Buchan Emma, Kelleher Liam, Clancy Michael, Stanley Rickard Jonathan James, Oppenheimer Pola Goldberg
School of Chemical Engineering, Advanced Nanomaterials Structures and Applications Laboratories, College of Engineering and Physical Sciences, University of Birmingham, Edgbaston, Birmingham, B15 2TT, UK.
Department of Physics, Cavendish Laboratory, University of Cambridge, JJ Thomson Avenue, Cambridge, CB3 0HE, UK.
Anal Chim Acta. 2021 Nov 15;1185:339074. doi: 10.1016/j.aca.2021.339074. Epub 2021 Sep 18.
Saliva analysis has been gaining interest as a potential non-invasive source of disease indicative biomarkers due to being a complex biofluid correlating with blood-based constituents on a molecular level. For saliva to cement its usage for analytical applications, it is paramount to gain underpinning molecular knowledge and establish a 'baseline' of the salivary composition in healthy individuals as well as characterize how these factors are impacting its performance as potential analytical biofluid. Here, we have systematically studied the molecular spectral fingerprint of saliva, including the changes associated with gender, age, and time. Via hybrid artificial neural network algorithms and Raman spectroscopy, we have developed a non-destructive molecular profiling approach enabling the assessment of salivary spectral changes yielding the determination of gender and age of the biofluid source. Our classification algorithm successfully identified the gender and age from saliva with high classification accuracy. Discernible spectral molecular 'barcodes' were subsequently constructed for each class and found to primarily stem from amino acid, protein, and lipid changes in saliva. This unique combination of Raman spectroscopy and advanced machine learning techniques lays the platform for a variety of applications in forensics and biosensing.

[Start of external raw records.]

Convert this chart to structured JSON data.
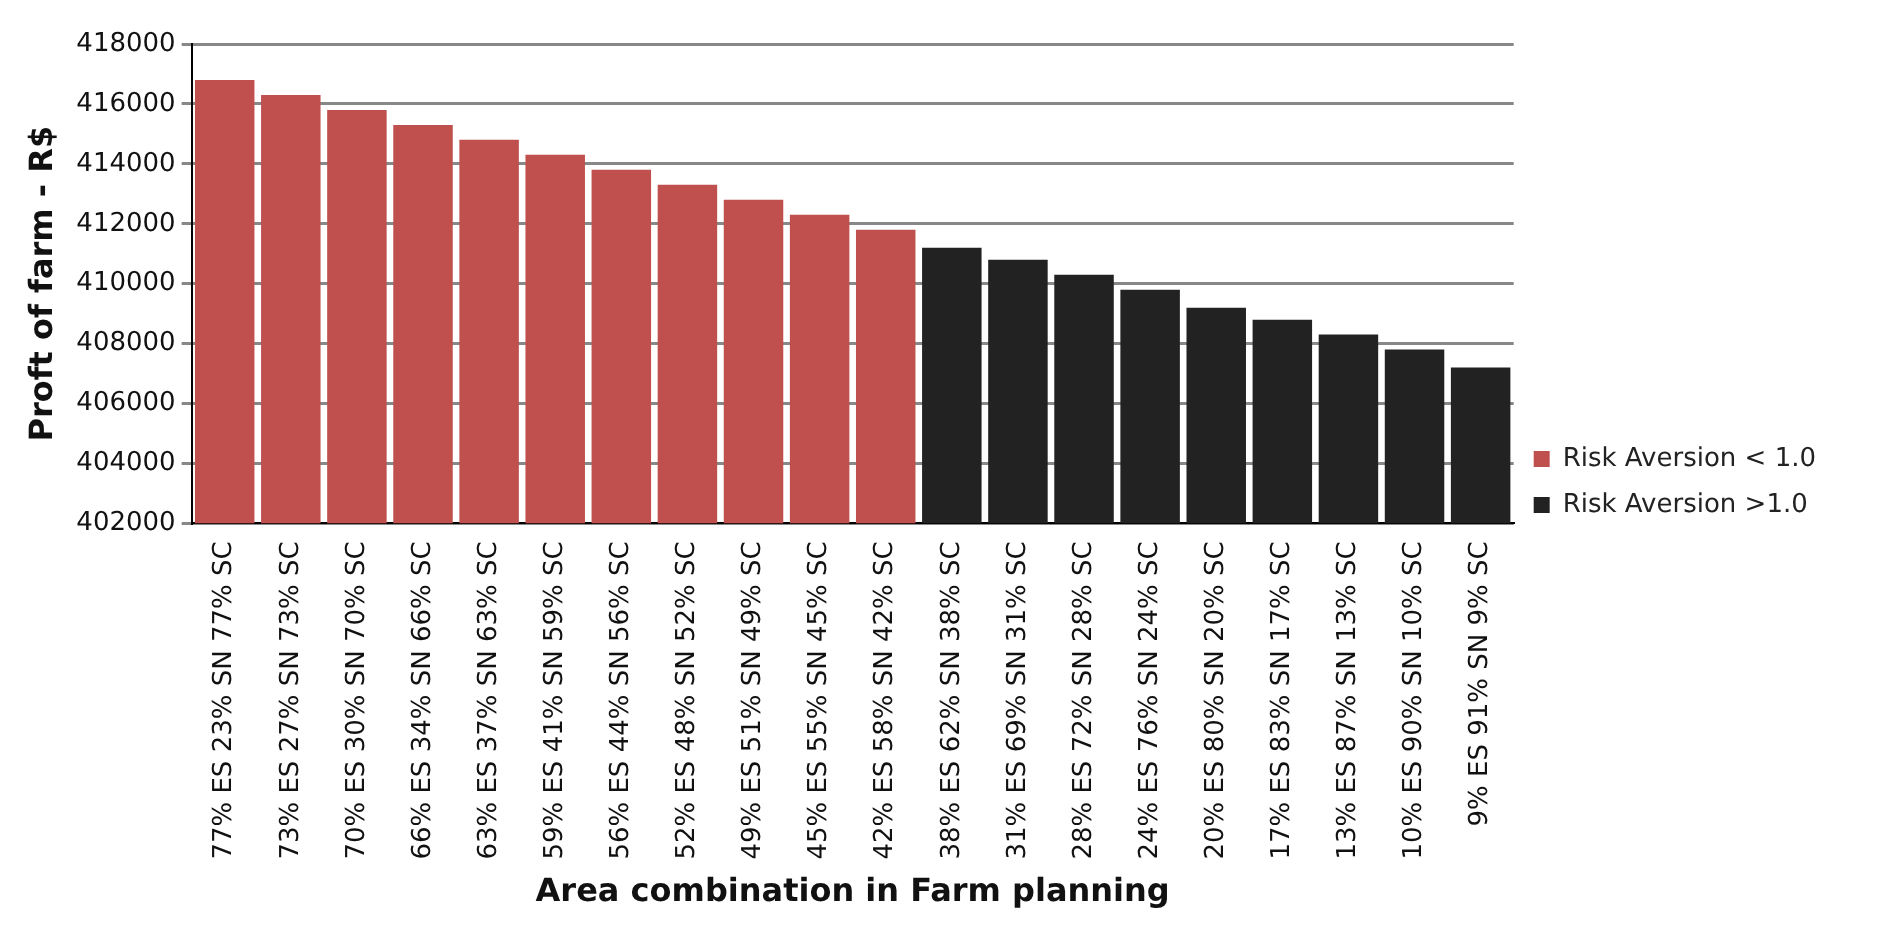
{
  "chart_data": {
    "type": "bar",
    "xlabel": "Area combination in Farm planning",
    "ylabel": "Proft of farm - R$",
    "categories": [
      "77% ES 23% SN 77% SC",
      "73% ES 27% SN 73% SC",
      "70% ES 30% SN 70% SC",
      "66% ES 34% SN 66% SC",
      "63% ES 37% SN 63% SC",
      "59% ES 41% SN 59% SC",
      "56% ES 44% SN 56% SC",
      "52% ES 48% SN 52% SC",
      "49% ES 51% SN 49% SC",
      "45% ES 55% SN 45% SC",
      "42% ES 58% SN 42% SC",
      "38% ES 62% SN 38% SC",
      "31% ES 69% SN 31% SC",
      "28% ES 72% SN 28% SC",
      "24% ES 76% SN 24% SC",
      "20% ES 80% SN 20% SC",
      "17% ES 83% SN 17% SC",
      "13% ES 87% SN 13% SC",
      "10% ES 90% SN 10% SC",
      "9% ES 91% SN 9% SC"
    ],
    "series": [
      {
        "name": "Risk Aversion < 1.0",
        "color": "#c0504d",
        "values": [
          416800,
          416300,
          415800,
          415300,
          414800,
          414300,
          413800,
          413300,
          412800,
          412300,
          411800,
          null,
          null,
          null,
          null,
          null,
          null,
          null,
          null,
          null
        ]
      },
      {
        "name": "Risk Aversion >1.0",
        "color": "#222222",
        "values": [
          null,
          null,
          null,
          null,
          null,
          null,
          null,
          null,
          null,
          null,
          null,
          411200,
          410800,
          410300,
          409800,
          409200,
          408800,
          408300,
          407800,
          407200
        ]
      }
    ],
    "ylim": [
      402000,
      418000
    ],
    "yticks": [
      402000,
      404000,
      406000,
      408000,
      410000,
      412000,
      414000,
      416000,
      418000
    ],
    "grid": "y",
    "legend": "right"
  }
}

由于唾液是一种复杂的生物流体,在分子水平上与血液成分相关,因此唾液分析作为疾病指示生物标志物的潜在非侵入性来源正受到越来越多的关注。为了使唾液在分析应用中得到广泛应用,至关重要的是要获得基础分子知识,建立健康个体唾液成分的“基线”,并表征这些因素如何影响其作为潜在分析生物流体的性能。在此,我们系统地研究了唾液的分子光谱指纹,包括与性别、年龄和时间相关的变化。通过混合人工神经网络算法和拉曼光谱,我们开发了一种非破坏性分子分析方法,能够评估唾液光谱变化,从而确定生物流体来源的性别和年龄。我们的分类算法成功地从唾液中准确识别出性别和年龄。随后为每个类别构建了可识别的光谱分子“条形码”,发现其主要源于唾液中氨基酸、蛋白质和脂质的变化。拉曼光谱和先进机器学习技术的这种独特结合为法医学和生物传感中的各种应用奠定了平台。